TANGGAL 2 November 2021 tepat setahun Undang-Udang (UU) Cipta Kerja berlaku. Dalam setahun terakhir, aturan-aturan turunannya—peraturan pemerintah hingga peraturan menteri—juga telah berlaku. Bagaimana hasilnya?

Mungkin terlalu dini melihat apakah omnibus law ini sesuai dengan cita-cita para pembuatnya, yakni menyelesaikan pelbagai problem investasi untuk mendongkrak ekonomi. Pengumuman Badan Koordinasi Penanaman Modal (BKPM), hingga semester I realisasi investasi 49,5% dari target Rp 900 triliun atau tumbuh 10% dibanding tahun lalu. Investasi asing dan lokal terfokus pada industri logam dasar, transportasi, gudang, perkantoran, telekomunikasi.

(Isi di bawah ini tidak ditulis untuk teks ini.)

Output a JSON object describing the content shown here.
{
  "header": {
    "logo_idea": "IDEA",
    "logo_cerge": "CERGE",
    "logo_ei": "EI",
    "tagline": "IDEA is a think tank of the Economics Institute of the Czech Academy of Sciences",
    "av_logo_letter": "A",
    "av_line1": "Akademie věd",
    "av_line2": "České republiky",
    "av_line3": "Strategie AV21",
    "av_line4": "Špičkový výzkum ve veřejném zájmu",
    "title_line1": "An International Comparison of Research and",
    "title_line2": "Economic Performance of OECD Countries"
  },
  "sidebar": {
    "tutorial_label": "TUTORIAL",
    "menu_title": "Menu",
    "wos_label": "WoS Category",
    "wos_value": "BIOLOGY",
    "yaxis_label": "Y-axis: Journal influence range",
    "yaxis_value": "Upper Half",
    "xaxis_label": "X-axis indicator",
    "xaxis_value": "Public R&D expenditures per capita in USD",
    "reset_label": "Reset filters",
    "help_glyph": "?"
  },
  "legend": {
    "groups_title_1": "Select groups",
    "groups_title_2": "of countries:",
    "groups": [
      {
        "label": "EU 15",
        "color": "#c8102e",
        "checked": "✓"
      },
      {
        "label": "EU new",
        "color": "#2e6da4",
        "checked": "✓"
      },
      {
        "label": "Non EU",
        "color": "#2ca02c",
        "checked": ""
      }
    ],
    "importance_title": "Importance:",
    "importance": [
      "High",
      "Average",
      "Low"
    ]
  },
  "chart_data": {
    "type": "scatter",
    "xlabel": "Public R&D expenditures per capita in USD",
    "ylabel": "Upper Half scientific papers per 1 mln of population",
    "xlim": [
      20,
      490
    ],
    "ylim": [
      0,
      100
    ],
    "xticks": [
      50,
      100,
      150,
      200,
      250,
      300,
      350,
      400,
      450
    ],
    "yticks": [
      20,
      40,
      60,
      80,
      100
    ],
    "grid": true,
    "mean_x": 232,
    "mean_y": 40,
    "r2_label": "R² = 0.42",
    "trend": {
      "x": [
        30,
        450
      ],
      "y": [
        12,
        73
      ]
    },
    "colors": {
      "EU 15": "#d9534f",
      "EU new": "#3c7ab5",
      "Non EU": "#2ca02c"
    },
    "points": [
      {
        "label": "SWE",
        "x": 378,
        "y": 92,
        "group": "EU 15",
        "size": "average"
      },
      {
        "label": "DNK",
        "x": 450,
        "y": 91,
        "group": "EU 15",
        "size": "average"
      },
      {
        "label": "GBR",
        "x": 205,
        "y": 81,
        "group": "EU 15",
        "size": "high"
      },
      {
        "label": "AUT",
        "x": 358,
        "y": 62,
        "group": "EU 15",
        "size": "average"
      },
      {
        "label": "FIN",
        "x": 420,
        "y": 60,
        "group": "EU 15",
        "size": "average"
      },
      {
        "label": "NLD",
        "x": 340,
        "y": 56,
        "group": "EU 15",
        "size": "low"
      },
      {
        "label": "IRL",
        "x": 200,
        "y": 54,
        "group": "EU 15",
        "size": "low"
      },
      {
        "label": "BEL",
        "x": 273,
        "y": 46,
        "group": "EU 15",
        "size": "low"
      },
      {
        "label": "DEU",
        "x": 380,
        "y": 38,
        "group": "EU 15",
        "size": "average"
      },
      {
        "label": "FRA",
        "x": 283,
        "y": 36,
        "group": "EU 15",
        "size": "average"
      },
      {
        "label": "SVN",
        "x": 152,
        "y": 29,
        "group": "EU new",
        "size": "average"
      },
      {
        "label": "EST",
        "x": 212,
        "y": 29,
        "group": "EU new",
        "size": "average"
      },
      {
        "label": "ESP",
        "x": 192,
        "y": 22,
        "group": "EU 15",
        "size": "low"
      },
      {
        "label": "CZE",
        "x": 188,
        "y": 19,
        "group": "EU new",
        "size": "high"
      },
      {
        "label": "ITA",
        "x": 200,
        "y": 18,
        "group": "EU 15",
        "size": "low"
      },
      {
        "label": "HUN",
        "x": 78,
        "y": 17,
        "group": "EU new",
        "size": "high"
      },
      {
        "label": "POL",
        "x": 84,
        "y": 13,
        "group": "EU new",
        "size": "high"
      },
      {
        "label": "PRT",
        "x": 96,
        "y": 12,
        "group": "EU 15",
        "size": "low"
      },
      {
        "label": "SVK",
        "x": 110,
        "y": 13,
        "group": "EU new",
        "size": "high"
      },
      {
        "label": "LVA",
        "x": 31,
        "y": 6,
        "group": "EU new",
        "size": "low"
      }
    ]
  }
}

Dalam rapat kerja Asosiasi Pengusahaan Hutan Indonesia (APHI) bulan ini, ada perbincangan cukup hangat tentang mengapa berbagai kemudahan berusaha yang dibuka oleh UU Cipta Kerja—termasuk multiusaha kehutanan—tidak segera dimanfaatkan oleh para pemilik modal. Berbagai pemangkasan prosedur izin seolah tak cukup meyakinkan mereka segera berinvestasi di sektor kehutanan.

Beberapa perusahaan memang telah mengubah perencanaannya dengan mengarahkan bisnis mereka ke multiusaha, tapi jumlahnya sangat sedikit. Presiden Joko Widodo, sebagai inisiator UU Cipta Kerja, rupanya melihat juga situasi ini. Perusahaan-perusahaan negara juga tak kunjung sigap memanfaatkan kemudahan bisnis dan peluang berusaha yang diakomodasi beleid ini.

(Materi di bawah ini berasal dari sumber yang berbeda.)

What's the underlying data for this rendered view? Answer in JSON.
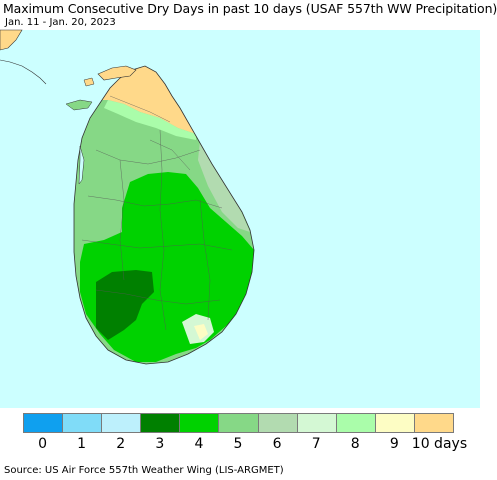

Dari keadaan itu kita bisa belajar bahwa implementasi kebijakan amat tergantung pada lembaga pemerintah dari pusat hingga daerah untuk menerjemahkannya ke dalam eksekusi bisnis di lapangan. Dalam berbagai usaha berbasis sumber daya alam, UU Cipta Kerja dan aturan turunannya tak serta-merta memberi kepastian berusaha yang sesungguhnya.

Tidak seperti inovasi kewirausahaan di sektor swasta, pada sektor publik—misalnya dalam pelayanan perizinan—tampaknya masih menghadapi berbagai kendala. Dalam “Innovation in the Public Sector” yang diterbitkan Komisi Ekonomi PBB untuk Eropa pada 2017, Dennis Patrick Leyden menyebutnya kurang syarat. Sama seperti di swasta, kebijakan publik dalam ekonomi mesti ditopang juga perilaku kewirausahaan para pelaksananya.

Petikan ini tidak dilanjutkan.